Condos are getting hot again in Canada's biggest cities, fueled by rental demand
Condominium markets in some of Canada’s biggest cities have rebounded strongly this year, and the market is predicted to once again return to pre-pandemic red-hot conditions as rental demand surges and inventories evaporate.
The condo market, which had been hot for years, cooled quickly last year during the pandemic as investors fled, spooked by the exodus of renters from cities to live with families or find cheaper places elsewhere.
Short-term rental demand dried up and first-time buyers flocked to the suburbs and smaller towns to work from home.
This year, the rental market is rebounding on the prospect of white-collar employees and students returning to offices and universities and a strong bounce back in immigration to make up for pandemic-driven declines. Younger buyers are also returning to condos after prices for bigger homes surged during the pandemic.
In the second quarter, the downtown market made up the highest proportion of greater Toronto area condo resales in a decade.
About 12,700 condos sold across the greater Toronto area from January to April, surpassing the 10,300 transactions ahead of the previous market peak in 2017. And while they fell following a March high, they remained 15 per cent higher than pre-pandemic levels.
Across Vancouver, where condo sales previously peaked in March 2016 at more than 2,250, they rose to almost 2,700 in March. Sales in July, while down from March, were 36 per cent above pre-pandemic levels.
Prices have pulled back from March highs, largely due to continued lockdowns in some areas and seasonal trends, raising concerns in some quarters that the market has peaked. But real estate agents said a tightening rental market should boost investor demand, giving the market another leg up.

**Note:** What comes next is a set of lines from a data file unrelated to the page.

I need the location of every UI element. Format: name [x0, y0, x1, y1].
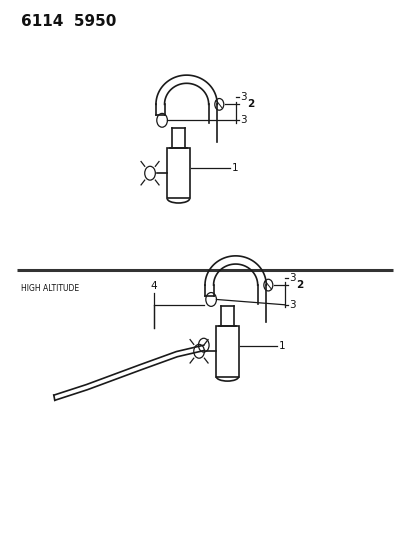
Text: 2: 2 — [295, 280, 303, 290]
Bar — [167, 148, 189, 198]
Text: HIGH ALTITUDE: HIGH ALTITUDE — [21, 284, 79, 293]
Text: 1: 1 — [231, 163, 238, 173]
Text: 3: 3 — [289, 300, 295, 310]
Text: 1: 1 — [278, 341, 285, 351]
Text: 3: 3 — [240, 92, 247, 102]
Text: 2: 2 — [247, 99, 254, 109]
Text: 6114  5950: 6114 5950 — [21, 14, 116, 29]
Text: 3: 3 — [289, 273, 295, 283]
Bar — [216, 326, 238, 376]
Text: 4: 4 — [150, 281, 157, 292]
Text: 3: 3 — [240, 115, 247, 125]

The jump in demand has helped rapidly absorb last year’s glut of rental properties. Rental supplies in Toronto have fallen to half a month of inventories from about three months’ worth in November, said a senior real estate agent.
Shrinking available supply is further boosting the condo sales market. Construction started on about 1,143 apartment and condo units in June in the Toronto metropolitan area, down over a third from a year ago and almost half the level of two years ago.
And while ongoing construction of condos was at a record 86,149 units in the second quarter, about 92 per cent of this was already pre-sold.